En el momento de la muerte, cuando se separa el principio espiritual (el
alma) del principio material (el cuerpo), la libertad deja de estar bajo
todo tipo de influjo restrictivo y por lo tanto adquiere la plenitud de
su ser y su capacidad de decisión plenamente libre. Ahora le
corresponde al ser espiritual tomar decisiones definitivas, precisamente
por tomarlas a plena luz y con plena libertad. El alma, por su propia
naturaleza, es la “facultad de lo definitivo”. Así, con la muerte
desaparece para la persona humana la posibilidad de cambiar una decisión
tomada a plena luz y con plena libertad. Ella queda fija para siempre en
lo que ha decidido. La elección de Dios o la elección de uno mismo
contra Dios es irrevocable, y Dios nada puede hacer para cambiarla. De
lo contrario, destruiría la libertad humana, el don más grande que ha
otorgado al hombre al crearlo y mantiene aun cuando éste elija en
contra de Él.
De este modo nos parece haber arrojado una pequeña luz sobre el
misterio del Infierno eterno, mostrando que su existencia no se opone al
amor y la misericordia de Dios, ya que no es Él quien desea el
Infierno, condena al mismo, o -lo que es peor- se “venga” de aquel
que lo rechaza imponiéndole horribles tormentos, sino que el hombre,
contra la voluntad divina, elige libremente el Infierno al rechazar
hasta el fin la gracia divina que lo llama a la conversión. Por
consiguiente, no debemos buscar la causa del Infierno en la
“perversidad” de un Dios injusto y vengativo, sino en la maldad
obstinada y el endurecimiento del corazón del hombre. La trágica
verdad es que el hombre es quien crea el Infierno: lo “crea” ya en
este mundo con las guerras, la destrucción de vidas humanas y bienes de
la naturaleza, la opresión de los pobres, la venta de drogas, la
explotación de los demás; lo “crea” en la otra vida con el rechazo
definitivo de Dios en la hora de la muerte.
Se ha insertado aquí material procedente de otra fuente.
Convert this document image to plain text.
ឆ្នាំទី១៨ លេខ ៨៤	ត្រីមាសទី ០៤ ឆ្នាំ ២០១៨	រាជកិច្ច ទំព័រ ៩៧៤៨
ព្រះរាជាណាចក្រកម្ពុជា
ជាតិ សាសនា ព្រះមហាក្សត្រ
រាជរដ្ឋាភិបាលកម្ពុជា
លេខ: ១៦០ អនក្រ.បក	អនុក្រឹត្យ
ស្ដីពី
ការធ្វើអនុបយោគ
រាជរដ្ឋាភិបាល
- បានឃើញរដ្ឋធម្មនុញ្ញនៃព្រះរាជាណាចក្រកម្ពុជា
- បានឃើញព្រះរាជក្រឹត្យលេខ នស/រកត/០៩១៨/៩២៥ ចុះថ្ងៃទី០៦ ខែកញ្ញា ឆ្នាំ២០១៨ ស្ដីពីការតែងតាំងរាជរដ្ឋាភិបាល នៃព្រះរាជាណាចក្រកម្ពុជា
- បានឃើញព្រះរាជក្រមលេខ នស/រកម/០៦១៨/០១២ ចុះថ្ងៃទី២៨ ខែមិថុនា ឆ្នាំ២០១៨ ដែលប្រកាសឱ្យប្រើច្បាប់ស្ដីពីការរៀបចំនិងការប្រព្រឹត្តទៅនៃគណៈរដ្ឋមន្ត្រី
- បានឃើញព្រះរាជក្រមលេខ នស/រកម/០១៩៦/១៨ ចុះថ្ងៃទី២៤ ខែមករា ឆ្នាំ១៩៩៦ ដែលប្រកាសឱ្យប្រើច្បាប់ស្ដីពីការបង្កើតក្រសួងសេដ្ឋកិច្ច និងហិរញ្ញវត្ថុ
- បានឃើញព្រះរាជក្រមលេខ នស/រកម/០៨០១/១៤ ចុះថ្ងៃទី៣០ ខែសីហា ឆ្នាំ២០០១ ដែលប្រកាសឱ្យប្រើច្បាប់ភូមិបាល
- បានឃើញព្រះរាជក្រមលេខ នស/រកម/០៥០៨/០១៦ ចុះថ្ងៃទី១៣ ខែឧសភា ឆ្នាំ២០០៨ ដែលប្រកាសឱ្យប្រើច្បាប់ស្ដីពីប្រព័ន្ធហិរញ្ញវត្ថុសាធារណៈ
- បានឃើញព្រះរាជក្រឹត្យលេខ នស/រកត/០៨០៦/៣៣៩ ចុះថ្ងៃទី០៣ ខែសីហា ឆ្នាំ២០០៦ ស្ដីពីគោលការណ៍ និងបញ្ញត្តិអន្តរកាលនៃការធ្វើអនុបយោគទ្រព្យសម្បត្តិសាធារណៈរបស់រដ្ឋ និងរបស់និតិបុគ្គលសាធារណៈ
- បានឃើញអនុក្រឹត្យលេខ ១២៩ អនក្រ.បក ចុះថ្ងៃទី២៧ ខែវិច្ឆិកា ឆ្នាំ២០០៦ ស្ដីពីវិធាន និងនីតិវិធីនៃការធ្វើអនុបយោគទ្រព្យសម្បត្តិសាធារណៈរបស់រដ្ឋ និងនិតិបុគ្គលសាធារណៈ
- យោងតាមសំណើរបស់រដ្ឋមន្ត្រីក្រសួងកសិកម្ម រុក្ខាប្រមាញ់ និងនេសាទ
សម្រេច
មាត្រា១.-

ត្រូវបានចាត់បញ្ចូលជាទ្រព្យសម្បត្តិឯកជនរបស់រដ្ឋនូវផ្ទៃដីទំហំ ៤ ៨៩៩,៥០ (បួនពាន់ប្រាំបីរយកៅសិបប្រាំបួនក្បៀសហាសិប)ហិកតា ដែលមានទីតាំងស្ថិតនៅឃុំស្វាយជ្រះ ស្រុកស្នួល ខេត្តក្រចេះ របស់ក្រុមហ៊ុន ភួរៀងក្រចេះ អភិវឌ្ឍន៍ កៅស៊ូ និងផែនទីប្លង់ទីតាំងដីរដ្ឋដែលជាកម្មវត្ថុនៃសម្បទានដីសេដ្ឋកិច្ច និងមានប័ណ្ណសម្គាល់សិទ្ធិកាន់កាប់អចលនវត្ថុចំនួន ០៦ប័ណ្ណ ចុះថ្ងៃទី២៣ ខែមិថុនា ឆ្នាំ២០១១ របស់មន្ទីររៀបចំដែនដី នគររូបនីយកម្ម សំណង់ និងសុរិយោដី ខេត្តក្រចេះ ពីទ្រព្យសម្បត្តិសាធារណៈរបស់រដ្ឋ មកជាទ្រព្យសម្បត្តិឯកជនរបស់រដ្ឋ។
Así como Dios, que envió al mundo a su Hijo Jesús para que todos los
hombres se salven creyendo en Él, no desea el Infierno, tampoco la
Iglesia lo desea. Por ese motivo, a lo largo de toda su historia ha
predicado sobre el Infierno precisamente para apartar a los hombres de
la perdición eterna. A veces lo ha hecho insistiendo demasiado en el
temor al Infierno, en detrimento del equilibrio del anuncio evangélico,
esencialmente un mensaje del amor de Dios a los hombres y su voluntad de
que todos se salven, uniéndose en la fe y la caridad a Jesús, el Señor,
y participando así en la vida eterna, la cual no obstante incluye también
la amenaza de la perdición eterna.
Hoy hemos caído en el otro extremo, ya que en la prédica y la
catequesis ahora casi no se habla del Infierno, en desmedro del pueblo
cristiano, que de este modo ya no considera la tremenda posibilidad real
de perderse y por lo tanto no se enfrenta a la necesidad urgente de
decidirse por Jesucristo y vivir en conformidad con el Evangelio,
oponiendo resistencia al pecado y el mal, que amenaza el destino eterno.
El mensaje cristiano es un mensaje de esperanza, alegría y confianza en
el amor infinito de Dios Padre y Cristo Salvador; pero no debemos
olvidar que el hombre es débil y pecador y siempre necesita ser llamado
a la conversión: “Arrepentíos y creed en el Evangelio” (Mc 1,
15). Fue ésta la primera palabra de Jesús, pero también la más
decisiva, y la Iglesia debe repetirla sin cansancio para apartar a los
hombres del peligro de la perdición eterna.